Whilst relatability may be important, Collard says it was more important for them to create something against the grain of the current trend of algorithm driven music: he wanted a conceptual album that was designed to be listened to from beginning to end. “There’s so much music coming out everywhere – mixtapes, EPs, more mixtapes, single after single. Everything is algorithm based and it’s just all about hits. I look at Unholy as if it’s my first book. The next album will be my next book, the next chapter of my life. I would implore people to listen to Unholy from top to bottom. Headphones man, listen to all of it!”

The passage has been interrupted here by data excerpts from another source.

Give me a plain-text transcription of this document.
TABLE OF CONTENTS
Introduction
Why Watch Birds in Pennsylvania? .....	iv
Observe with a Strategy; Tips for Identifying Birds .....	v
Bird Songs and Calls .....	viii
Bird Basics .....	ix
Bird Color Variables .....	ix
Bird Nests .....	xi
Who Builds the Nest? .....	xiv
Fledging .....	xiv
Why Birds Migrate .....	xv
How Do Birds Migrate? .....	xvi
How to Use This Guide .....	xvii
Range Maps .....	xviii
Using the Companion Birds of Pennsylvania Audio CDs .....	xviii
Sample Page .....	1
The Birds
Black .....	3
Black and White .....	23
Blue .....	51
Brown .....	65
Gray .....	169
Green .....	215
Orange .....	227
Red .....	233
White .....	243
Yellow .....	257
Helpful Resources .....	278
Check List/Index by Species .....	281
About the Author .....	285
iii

Collard goes back to his influences again, saying he wants to emulate their longevity and era-defining qualities rather than just live in the immediacy of now. “The ambition I have is to be timeless. ‘Purple Rain’ was timeless and of an era, just as was Hendrix’s ‘Wind Cries Mary’. People attach so many memories to those songs that they almost transcend time. I don’t really want to sound like my peers: I want my peers to sound like them and me to sound like me. Everything about music right now is so numerical and we get artists that are just too focused on numbers now, rather than on styles that reflect our time, of stories that tell our truths.”
Despite being early in his career, it hasn’t stopped many comparing him to some musical heavyweight – Prince being the most frequent. “Compare me to Prince as much as you like,” he grins, “he’s a god to me. He’s god levels!” He takes a moment to enjoy the comparison and share his love of Prince’s discography. “But it’s important too that I’m my own person. All those artists were of an era because they stood out from it.” Things turn back to religion. “I’ve always had this anxiety for as long as I can remember – probably from my baptism – of being scared to amount to nothing. I think that at least, in the end, I amounted to Unholy. It feels like a defining moment in my life where I cared about something enough and loved something enough to make something like this.”
“I had so much pressure in terms of God, financial pressures, life pressures…I was making mistakes which made me devalue myself. I made a lot of bad mistakes growing up at school, doing naughty things for attention and not really having a core because I felt excluded to religion. Music gave me a core, a centre and a place where everything made sense. Music was my salvation – it saved me.”